Fine, I boot off of a boot disc (Zool in this case, because my CDROM drive has packed up so I'm forced to use floppies), re-install GRUB on the MBR. This time I get as far as the menu, but I can't go to Windows anymore, and if I try the commands associated with the menu choice by hand at the GRUB command prompt, I get all kinds of funky errors about my NT partition being an unknown type (when it's FAT), and having an "invalid number of cylinders".
OK, I think, as I'm using Windows more than Gentoo at the moment for fairly pressing college work, I'll just restore the NT MBR and forget about GRUB for the moment. However, having done this, I get an error saying "NTLDR not found," even though I've gone to an NT recovery console and done a "fixboot" on my NT partition as well as the "fixmbr" necessary to restore the drive's MBR.

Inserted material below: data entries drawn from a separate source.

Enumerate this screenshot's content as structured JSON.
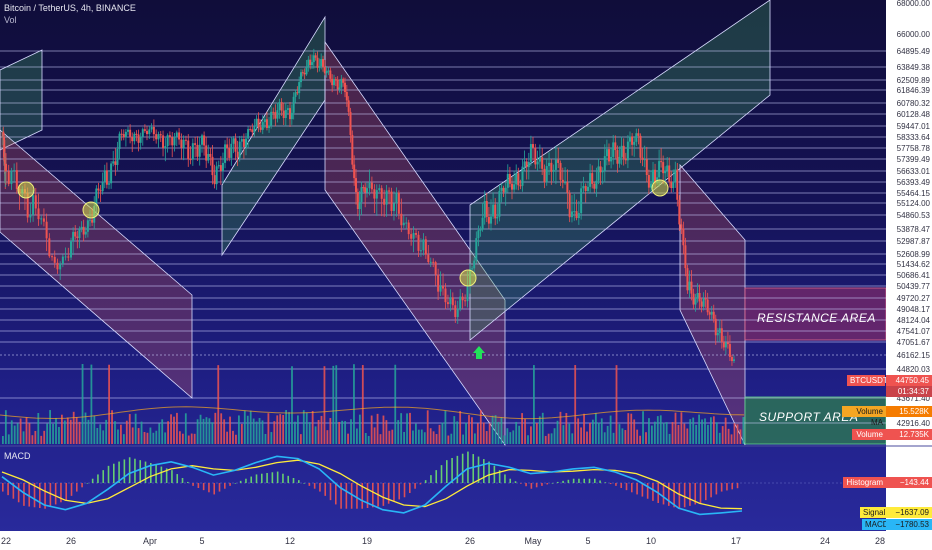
{
  "header": {
    "title": "Bitcoin / TetherUS, 4h, BINANCE",
    "vol_label": "Vol",
    "watermark_text": "Bitcoin / TetherUS"
  },
  "annotations": {
    "resistance_label": "RESISTANCE AREA",
    "support_label": "SUPPORT AREA"
  },
  "price_axis": {
    "labels": [
      "68000.00",
      "66000.00",
      "64895.49",
      "63849.38",
      "62509.89",
      "61846.39",
      "60780.32",
      "60128.48",
      "59447.01",
      "58333.64",
      "57758.78",
      "57399.49",
      "56633.01",
      "56393.49",
      "55464.15",
      "55124.00",
      "54860.53",
      "53878.47",
      "52987.87",
      "52608.99",
      "51434.62",
      "50686.41",
      "50439.77",
      "49720.27",
      "49048.17",
      "48124.04",
      "47541.07",
      "47051.67",
      "46162.15",
      "44820.03",
      "43671.40",
      "42916.40"
    ]
  },
  "tags": {
    "btc": {
      "name": "BTCUSDT",
      "value": "44750.45",
      "countdown": "01:34:37"
    },
    "volume_ma": {
      "name": "Volume MA",
      "value": "15.528K"
    },
    "volume": {
      "name": "Volume",
      "value": "12.735K"
    },
    "histogram": {
      "name": "Histogram",
      "value": "−143.44"
    },
    "signal": {
      "name": "Signal",
      "value": "−1637.09"
    },
    "macd": {
      "name": "MACD",
      "value": "−1780.53"
    }
  },
  "macd_panel": {
    "title": "MACD"
  },
  "time_axis": {
    "labels": [
      "22",
      "26",
      "Apr",
      "5",
      "12",
      "19",
      "26",
      "May",
      "5",
      "10",
      "17",
      "24",
      "28"
    ]
  },
  "colors": {
    "up": "#26a69a",
    "down": "#ef5350",
    "macd_line": "#29b6f6",
    "signal_line": "#ffeb3b",
    "channel_up_fill": "#3f9c5a",
    "channel_down_fill": "#c2545e",
    "resistance_fill": "#7b2a6a",
    "support_fill": "#2e7d4f",
    "level_line": "#cfd2ff"
  },
  "chart_data": {
    "type": "candlestick",
    "symbol": "BTCUSDT",
    "timeframe": "4h",
    "exchange": "BINANCE",
    "price_range": [
      42000,
      68500
    ],
    "x_ticks": [
      "22",
      "26",
      "Apr",
      "5",
      "12",
      "19",
      "26",
      "May",
      "5",
      "10",
      "17",
      "24",
      "28"
    ],
    "close_path": [
      {
        "t": "Mar 20",
        "price": 58300
      },
      {
        "t": "Mar 22",
        "price": 56500
      },
      {
        "t": "Mar 24",
        "price": 54800
      },
      {
        "t": "Mar 25",
        "price": 51500
      },
      {
        "t": "Mar 27",
        "price": 54000
      },
      {
        "t": "Mar 28",
        "price": 55200
      },
      {
        "t": "Mar 30",
        "price": 58400
      },
      {
        "t": "Apr 1",
        "price": 58800
      },
      {
        "t": "Apr 3",
        "price": 58100
      },
      {
        "t": "Apr 5",
        "price": 57800
      },
      {
        "t": "Apr 6",
        "price": 56800
      },
      {
        "t": "Apr 8",
        "price": 58100
      },
      {
        "t": "Apr 10",
        "price": 59800
      },
      {
        "t": "Apr 12",
        "price": 60400
      },
      {
        "t": "Apr 13",
        "price": 62600
      },
      {
        "t": "Apr 14",
        "price": 64800
      },
      {
        "t": "Apr 15",
        "price": 63500
      },
      {
        "t": "Apr 17",
        "price": 61800
      },
      {
        "t": "Apr 18",
        "price": 55500
      },
      {
        "t": "Apr 20",
        "price": 55800
      },
      {
        "t": "Apr 22",
        "price": 53800
      },
      {
        "t": "Apr 24",
        "price": 50500
      },
      {
        "t": "Apr 25",
        "price": 48500
      },
      {
        "t": "Apr 26",
        "price": 51000
      },
      {
        "t": "Apr 27",
        "price": 54500
      },
      {
        "t": "Apr 28",
        "price": 55100
      },
      {
        "t": "Apr 30",
        "price": 56700
      },
      {
        "t": "May 1",
        "price": 57400
      },
      {
        "t": "May 3",
        "price": 56600
      },
      {
        "t": "May 4",
        "price": 54800
      },
      {
        "t": "May 6",
        "price": 57000
      },
      {
        "t": "May 8",
        "price": 57900
      },
      {
        "t": "May 9",
        "price": 58100
      },
      {
        "t": "May 10",
        "price": 56300
      },
      {
        "t": "May 11",
        "price": 56800
      },
      {
        "t": "May 12",
        "price": 56500
      },
      {
        "t": "May 13",
        "price": 50200
      },
      {
        "t": "May 14",
        "price": 49800
      },
      {
        "t": "May 15",
        "price": 48300
      },
      {
        "t": "May 16",
        "price": 47200
      },
      {
        "t": "May 17",
        "price": 44750
      }
    ],
    "levels": [
      64895.49,
      63849.38,
      62509.89,
      61846.39,
      60780.32,
      60128.48,
      59447.01,
      58333.64,
      57758.78,
      57399.49,
      56633.01,
      56393.49,
      55464.15,
      55124.0,
      54860.53,
      53878.47,
      52987.87,
      52608.99,
      51434.62,
      50686.41,
      50439.77,
      49720.27,
      49048.17,
      48124.04,
      47541.07,
      47051.67,
      46162.15,
      44820.03,
      43671.4,
      42916.4
    ],
    "last_price": 44750.45,
    "volume": {
      "last": "12.735K",
      "ma": "15.528K"
    },
    "macd": {
      "histogram": -143.44,
      "signal": -1637.09,
      "macd": -1780.53
    },
    "macd_series": {
      "macd": [
        400,
        -600,
        -1400,
        -1700,
        -1300,
        -400,
        600,
        1100,
        1350,
        1000,
        500,
        800,
        1300,
        1700,
        1550,
        900,
        -300,
        -1100,
        -1700,
        -1900,
        -1400,
        -200,
        900,
        1250,
        1000,
        600,
        700,
        900,
        1000,
        700,
        200,
        -600,
        -1600,
        -2000,
        -1900,
        -1780
      ],
      "signal": [
        700,
        200,
        -500,
        -1100,
        -1300,
        -1000,
        -300,
        400,
        900,
        1100,
        900,
        800,
        1000,
        1300,
        1450,
        1200,
        600,
        -200,
        -900,
        -1400,
        -1500,
        -1000,
        -200,
        500,
        850,
        800,
        700,
        750,
        850,
        800,
        600,
        100,
        -700,
        -1300,
        -1600,
        -1637
      ]
    }
  }
}
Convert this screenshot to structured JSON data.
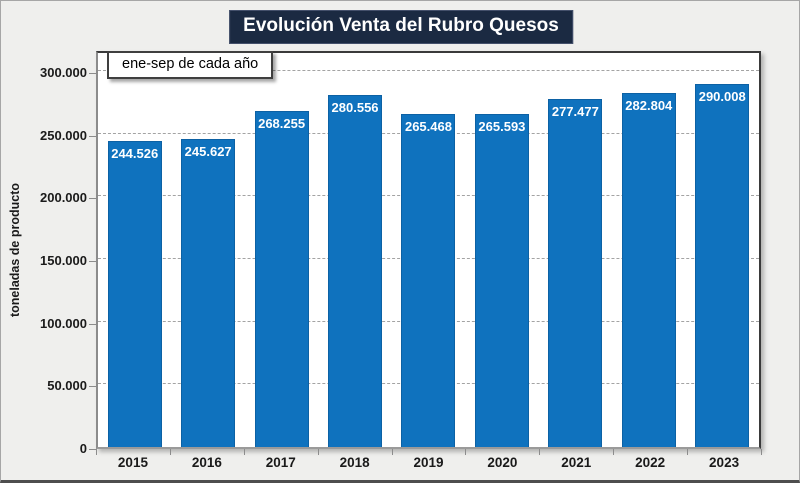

So my question is this. Based on the errors I'm getting from GRUB, is my partition table buggered, which is why I'm getting all this strange behaviour? I would think not, because the machine still works fine in either OS if I boot off of a floppy. How then, can I fix this? At the moment, I'm booting off floppy all the time, which is inelegant as well as annoying. Worst case, could I not create an image of my NT boot floppy and configure GRUB to boot off of that somehow?